Metadata-Version: 2.1
Name: widgets-lib
Version: 1.2.1
Summary: Merging code and data in webpages
Author-email: Samuel Minot <sminot@fredhutch.org>
Project-URL: Homepage, https://github.com/FredHutch/widgets
Project-URL: Bug Tracker, https://github.com/FredHutch/widgets/issues
Classifier: Programming Language :: Python :: 3
Classifier: License :: OSI Approved :: MIT License
Classifier: Operating System :: OS Independent
Requires-Python: >=3.7
Description-Content-Type: text/markdown
License-File: LICENSE

# widgets
Merging code and data in webpages

[![Build Python package](https://github.com/FredHutch/widgets/actions/workflows/package.yaml/badge.svg)](https://github.com/FredHutch/widgets/actions/workflows/package.yaml)

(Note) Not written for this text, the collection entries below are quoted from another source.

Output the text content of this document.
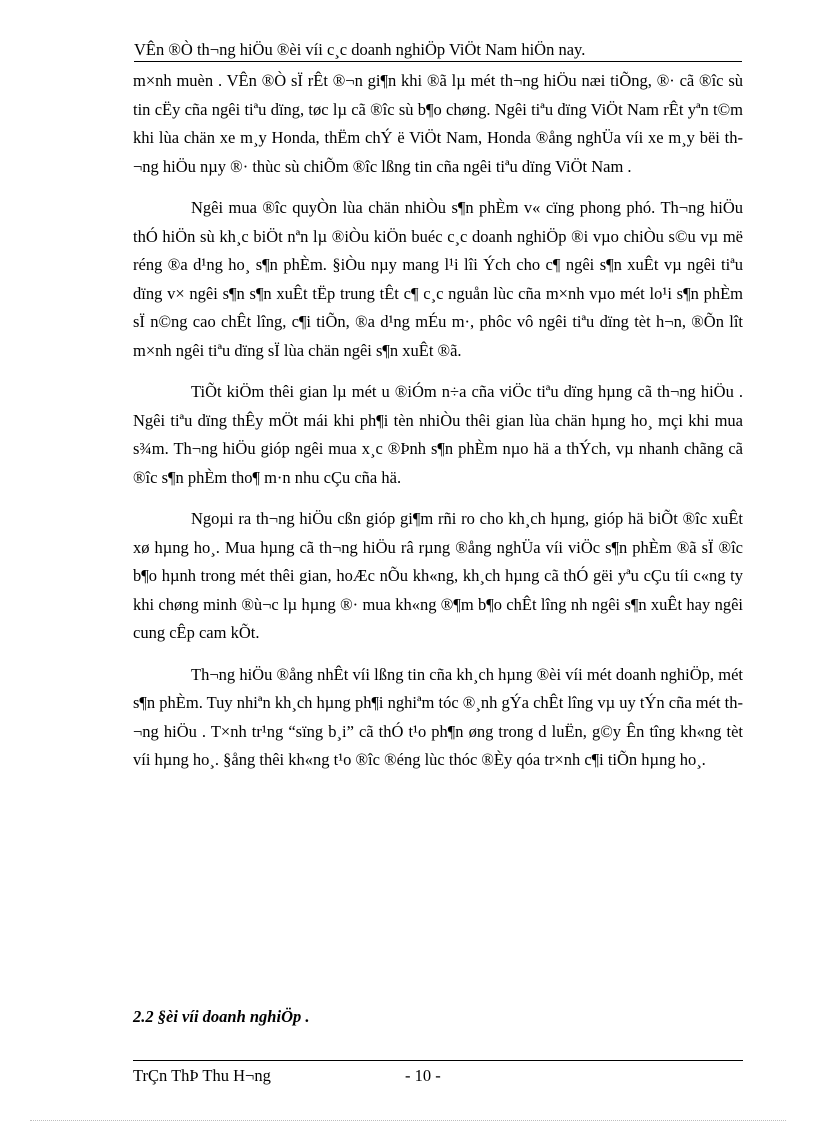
VÊn ®Ò th¬ng hiÖu ®èi víi c¸c doanh nghiÖp ViÖt Nam hiÖn nay.

m×nh muèn . VÊn ®Ò sÏ rÊt ®¬n gi¶n khi ®ã lµ mét th¬ng hiÖu næi tiÕng, ®· cã ®îc sù tin cËy cña ngêi tiªu dïng, tøc lµ cã ®îc sù b¶o chøng. Ngêi tiªu dïng ViÖt Nam rÊt yªn t©m khi lùa chän xe m¸y Honda, thËm chÝ ë ViÖt Nam, Honda ®ång nghÜa víi xe m¸y bëi th¬ng hiÖu nµy ®· thùc sù chiÕm ®îc lßng tin cña ngêi tiªu dïng ViÖt Nam .

Ngêi mua ®îc quyÒn lùa chän nhiÒu s¶n phÈm v« cïng phong phó. Th¬ng hiÖu thÓ hiÖn sù kh¸c biÖt nªn lµ ®iÒu kiÖn buéc c¸c doanh nghiÖp ®i vµo chiÒu s©u vµ më réng ®a d¹ng ho¸ s¶n phÈm. §iÒu nµy mang l¹i lîi Ých cho c¶ ngêi s¶n xuÊt vµ ngêi tiªu dïng v× ngêi s¶n s¶n xuÊt tËp trung tÊt c¶ c¸c nguån lùc cña m×nh vµo mét lo¹i s¶n phÈm sÏ n©ng cao chÊt lîng, c¶i tiÕn, ®a d¹ng mÉu m·, phôc vô ngêi tiªu dïng tèt h¬n, ®Õn lît m×nh ngêi tiªu dïng sÏ lùa chän ngêi s¶n xuÊt ®ã.

TiÕt kiÖm thêi gian lµ mét u ®iÓm n÷a cña viÖc tiªu dïng hµng cã th¬ng hiÖu . Ngêi tiªu dïng thÊy mÖt mái khi ph¶i tèn nhiÒu thêi gian lùa chän hµng ho¸ mçi khi mua s¾m. Th¬ng hiÖu gióp ngêi mua x¸c ®Þnh s¶n phÈm nµo hä a thÝch, vµ nhanh chãng cã ®îc s¶n phÈm tho¶ m·n nhu cÇu cña hä.

Ngoµi ra th¬ng hiÖu cßn gióp gi¶m rñi ro cho kh¸ch hµng, gióp hä biÕt ®îc xuÊt xø hµng ho¸. Mua hµng cã th¬ng hiÖu râ rµng ®ång nghÜa víi viÖc s¶n phÈm ®ã sÏ ®îc b¶o hµnh trong mét thêi gian, hoÆc nÕu kh«ng, kh¸ch hµng cã thÓ gëi yªu cÇu tíi c«ng ty khi chøng minh ®ù¬c lµ hµng ®· mua kh«ng ®¶m b¶o chÊt lîng nh ngêi s¶n xuÊt hay ngêi cung cÊp cam kÕt.

Th¬ng hiÖu ®ång nhÊt víi lßng tin cña kh¸ch hµng ®èi víi mét doanh nghiÖp, mét s¶n phÈm. Tuy nhiªn kh¸ch hµng ph¶i nghiªm tóc ®¸nh gÝa chÊt lîng vµ uy tÝn cña mét th¬ng hiÖu . T×nh tr¹ng “sïng b¸i” cã thÓ t¹o ph¶n øng trong d luËn, g©y Ên tîng kh«ng tèt víi hµng ho¸. §ång thêi kh«ng t¹o ®îc ®éng lùc thóc ®Èy qóa tr×nh c¶i tiÕn hµng ho¸.

2.2 §èi víi doanh nghiÖp .
TrÇn ThÞ Thu H¬ng	- 10 -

[![Test Coverage](https://github.com/FredHutch/widgets/actions/workflows/lint.yaml/badge.svg)](https://github.com/FredHutch/widgets/actions/workflows/lint.yaml)

## Purpose

While the technical skills required for visualizing data have become vastly more
accessible in recent years, there are still a large number of people who would like
to be able to easily visualize their data without the need for writing any code
whatsoever.

To provide a no-code data visualization experience, we introduce "widgets" - a
flexible framework for merging data and code into a single standalone file which
can be rendered by a modern web browser into a wide array of data visualizations.

## How Widgets Work

Let's say that you're using a widget which is used to make volcano plots (a
commonly-used way to show which genes are expressed differently in two groups
of samples, for example).
When you open the widget, it loads directly in your web browser.
You don't need to install anything on your computer in order to open it.
The volcano plot widget needs a table of data to display, which you can upload
as a CSV or Excel spreadsheet.
Once you've uploaded your data and customized your plot, you can now download
a new copy of that widget _which has your data embedded in it_.
That new version of the widget will be an HTML file, which means that it can
be opened in a web browser.
When you open up that copy of the widget, your data will load directly and be
displayed in the same way as when you downloaded the copy.
Another way of thinking about widgets is that they are a way of taking your data
and embedding them directly into a customized visualization which can be opened
on any computer.

## How to Make a New Widget

To create your own widget, simply make a Python script which defines the
behavior of the widget, including the data provided by users, the Python
packages that it requires, and the visualization which will be displayed.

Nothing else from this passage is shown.